68th anniversary of the founding of the “Żegota”

Maria Zawadzka, 16 November 2016
On December 4th, 2010 was the anniversary of the founding of the Council to Aid Jews “Żegota”, attached to the Government Delegation for Poland.

The Żegota was founded as a result of the transformation of the Temporary Committee to Aid Jews, created in September 1942 on the initiative of Zofia Kossak-Szczucka and Wanda Krahelska-Filipowiczowa.

The main task of the Żegota was to provide help for Jews inside the ghettos and outside of them. The organization was able to function thanks to the funds from the Polish government-in-exile and the funds collected among its supporters in Poland and abroad.

The name of the organization was invented by Zofia Kossak-Szczucka – it derives from the name of one of the conspirators from the 3rd part of “Dziady” by Adam Mickiewicz.

The first chairman of Żegota was the politician of the Polish Socialist Party Julian Grobelny.

Among members of the organization were members of the Democratic Party, the Bund, the People’s Party, the Front of Poland’s Liberation and the Jewish National Committee.

Żegota helped Jews find shelter at the houses of Polish families, in orphanages, convents and other institutions of this kind. It also provided the underground press with materials and information devoted to the extermination of Jews.

The Warsaw unit of Żegota, lead by Irena Sendler who was later honored for her activity with the title “Righteous Among the Nations”, took care of 2.5 thousand Jewish children secretly lead out of the Warsaw Ghetto.

In cooperation with monasteries, Żegota provided Jews with Catholic birth certificates. That way the organization managed to organize over 50 thousand false documents. Material support was ensured to 4 thousand people. The Żegota also tried to provide the Jews with medical care.

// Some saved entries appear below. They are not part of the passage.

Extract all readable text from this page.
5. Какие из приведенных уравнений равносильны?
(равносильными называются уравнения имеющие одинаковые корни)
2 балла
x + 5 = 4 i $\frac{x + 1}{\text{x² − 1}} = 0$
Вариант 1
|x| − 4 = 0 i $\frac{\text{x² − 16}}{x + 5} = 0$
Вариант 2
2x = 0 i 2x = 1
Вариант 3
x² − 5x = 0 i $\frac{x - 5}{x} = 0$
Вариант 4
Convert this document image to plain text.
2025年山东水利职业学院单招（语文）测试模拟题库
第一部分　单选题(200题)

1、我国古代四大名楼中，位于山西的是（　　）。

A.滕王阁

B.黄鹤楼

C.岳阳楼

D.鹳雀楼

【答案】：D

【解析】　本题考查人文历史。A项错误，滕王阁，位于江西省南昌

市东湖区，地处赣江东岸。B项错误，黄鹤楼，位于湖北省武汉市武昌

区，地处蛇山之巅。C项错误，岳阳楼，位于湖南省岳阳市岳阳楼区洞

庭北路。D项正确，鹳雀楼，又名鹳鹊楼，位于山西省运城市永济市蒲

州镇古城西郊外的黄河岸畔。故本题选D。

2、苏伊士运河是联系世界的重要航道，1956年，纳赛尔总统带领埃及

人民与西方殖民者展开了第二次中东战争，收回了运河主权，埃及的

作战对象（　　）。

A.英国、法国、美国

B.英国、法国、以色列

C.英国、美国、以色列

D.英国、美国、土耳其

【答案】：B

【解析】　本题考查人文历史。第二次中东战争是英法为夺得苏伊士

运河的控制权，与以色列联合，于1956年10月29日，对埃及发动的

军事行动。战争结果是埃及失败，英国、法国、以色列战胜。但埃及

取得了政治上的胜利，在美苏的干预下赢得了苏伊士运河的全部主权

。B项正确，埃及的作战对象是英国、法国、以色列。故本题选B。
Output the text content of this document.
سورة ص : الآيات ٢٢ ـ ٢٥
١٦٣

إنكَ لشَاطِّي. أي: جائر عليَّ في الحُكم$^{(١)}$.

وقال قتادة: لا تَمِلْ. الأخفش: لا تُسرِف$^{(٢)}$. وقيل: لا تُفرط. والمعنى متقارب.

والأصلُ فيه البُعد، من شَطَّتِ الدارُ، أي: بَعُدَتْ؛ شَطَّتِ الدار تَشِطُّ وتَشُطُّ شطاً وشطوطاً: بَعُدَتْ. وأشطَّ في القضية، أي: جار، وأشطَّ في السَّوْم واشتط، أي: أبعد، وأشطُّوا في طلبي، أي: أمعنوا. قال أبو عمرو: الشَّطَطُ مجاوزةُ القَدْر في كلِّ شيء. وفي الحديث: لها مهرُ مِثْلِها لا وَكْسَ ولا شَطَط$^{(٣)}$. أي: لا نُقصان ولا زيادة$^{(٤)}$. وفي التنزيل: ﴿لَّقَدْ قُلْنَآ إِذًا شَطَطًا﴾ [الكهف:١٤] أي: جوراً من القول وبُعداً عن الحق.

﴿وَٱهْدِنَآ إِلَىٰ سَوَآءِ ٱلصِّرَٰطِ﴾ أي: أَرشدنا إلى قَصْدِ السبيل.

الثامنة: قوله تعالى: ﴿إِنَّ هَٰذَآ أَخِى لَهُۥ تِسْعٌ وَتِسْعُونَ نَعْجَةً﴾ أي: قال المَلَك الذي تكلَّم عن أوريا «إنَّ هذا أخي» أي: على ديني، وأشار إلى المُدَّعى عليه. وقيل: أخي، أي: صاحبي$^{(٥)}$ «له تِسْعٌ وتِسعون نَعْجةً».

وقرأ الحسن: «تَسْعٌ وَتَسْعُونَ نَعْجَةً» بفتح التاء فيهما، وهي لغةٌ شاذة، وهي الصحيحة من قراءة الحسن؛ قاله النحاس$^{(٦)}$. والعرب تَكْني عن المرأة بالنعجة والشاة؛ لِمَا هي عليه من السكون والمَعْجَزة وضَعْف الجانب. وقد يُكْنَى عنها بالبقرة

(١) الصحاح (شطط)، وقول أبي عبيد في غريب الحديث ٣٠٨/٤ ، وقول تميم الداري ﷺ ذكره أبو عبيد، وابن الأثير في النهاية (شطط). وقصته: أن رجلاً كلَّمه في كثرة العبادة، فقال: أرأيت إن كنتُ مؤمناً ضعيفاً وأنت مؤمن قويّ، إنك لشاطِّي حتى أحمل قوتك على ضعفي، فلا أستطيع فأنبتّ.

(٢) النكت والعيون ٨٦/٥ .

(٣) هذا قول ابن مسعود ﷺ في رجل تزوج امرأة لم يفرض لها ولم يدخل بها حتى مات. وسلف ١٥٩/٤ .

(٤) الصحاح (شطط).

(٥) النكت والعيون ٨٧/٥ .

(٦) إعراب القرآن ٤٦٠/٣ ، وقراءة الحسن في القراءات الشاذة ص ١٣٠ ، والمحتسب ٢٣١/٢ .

Here is how one of the most famous members of the Żegota, Władysław Bartoszewski described the activity of the organization: “(…) representatives of competent, reliable Jewish political organizations of various inclinations, often at variance with themselves, together with representatives of democratic centers of the Polish underground movement, jointly took action to save people, warn them, collect materials concerning the Nazi crimes and contact the free world. It is a phenomenon I do not know from any other country in the occupied Europe”.

The Yad Vashem Institute honored the Żegota with the medal “Righteous Among the Nations” and its members were commemorated with a tree in the Alley of the Righteous in Yad Vashem.